Riapertura del Marini: il Pd di Magliano ringrazia la Regione e attacca il centrodestra

Venerdì 27 Novembre 2020 di Sara Pandolfi

RIETI - Il "Marzio Marini" da lunedì torna a riaprire le porte come ospedale. Posti di ricovero ordinario di medicina e interventi di chirurgia con ricovero giornaliero restituiranno, di fatto, alla Casa della Salute il ruolo di ospedale della Sabina. Sull'argomento sono intervenuti la segretaria del circolo del Partito Democratico di Magliano Sabina Antonella Chieti ed Emanuele Eroli consigliere comunale di maggiornaza e provinciale.

«Il piano di riordino della rete ospedaliera contenuto nel Decreto 80 che portava la firma di Renata Polverini e di tutto il centro-destra, sanciva la definitiva chiusura dell'offerta sanitaria su tutto il territorio eliminando 24 ospedali pubblici nelle province di Roma, Viterbo, Rieti e Frosinone - commentano dal Pd -. Con la chiusura del nostro ospedale Marzio Marini veniva desertificato il sistema sanitario della Bassa Sabina costringendo l'intero territorio della Provincia di Rieti, di fatto, a contare solo sull'ospedale del capoluogo. Intorno il nulla. Oggi, dopo una lunga ed estenuante battaglia durata più di 10 anni, da prima con l'apertura della Casa della Salute nel 2014 e per finire con l'implementazione e il potenziamento della stessa, grazie all'impegno della Regione Lazio, in collaborazione con la direzione generale della Asl riusciamo finalmente a vedere la luce in fondo al tunnel con la riapertura dei reparti di chirurgia e medicina». 
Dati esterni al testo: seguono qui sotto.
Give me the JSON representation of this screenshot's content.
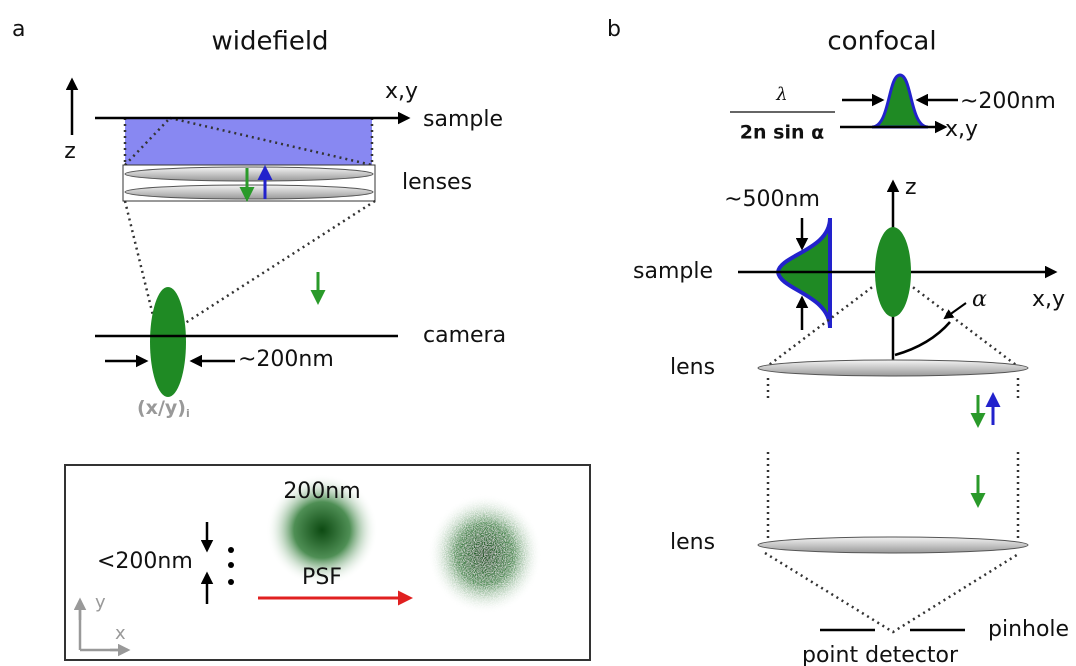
{
  "panel_a": {
    "letter": "a",
    "title": "widefield",
    "axis_z": "z",
    "axis_xy": "x,y",
    "sample": "sample",
    "lenses": "lenses",
    "camera": "camera",
    "width_label": "~200nm",
    "position_label": "(x/y)",
    "position_subscript": "i",
    "inset": {
      "separation": "<200nm",
      "psf_size": "200nm",
      "psf": "PSF",
      "axis_y": "y",
      "axis_x": "x"
    }
  },
  "panel_b": {
    "letter": "b",
    "title": "confocal",
    "formula_numerator": "λ",
    "formula_denominator": "2n sin α",
    "lateral_label": "~200nm",
    "lateral_axis": "x,y",
    "axial_label": "~500nm",
    "axis_z": "z",
    "sample": "sample",
    "axis_xy": "x,y",
    "angle": "α",
    "lens_top": "lens",
    "lens_bottom": "lens",
    "pinhole": "pinhole",
    "detector": "point detector"
  }
}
«Esprimiamo, a nome di tutta la comunità maglianese e di tutta la Bassa Sabina grande soddisfazione per questo traguardo, ringraziamo il presidente Nicola Zingaretti, l'assessore alla Sanità Alessio D'Amato e la direttrice generale dottoressa Marinella D'innocenzo per l'impegno profuso, il consigliere regionale Fabio Refrigeri per la vicinanza che ci ha dimostrato credendo fino in fondo nel progetto e tutti i sindaci della Bassa Sabina sempre attenti alle problematiche del territorio. Rispediamo al mittente le accuse di qualche buontempone appartenente a qualche partito di centro-destra circa l'immobilismo della Regione, invitandoli a meditare su quanti danni siano stati prodotti dalle scelte scellerate della loro parte politica in questi anni».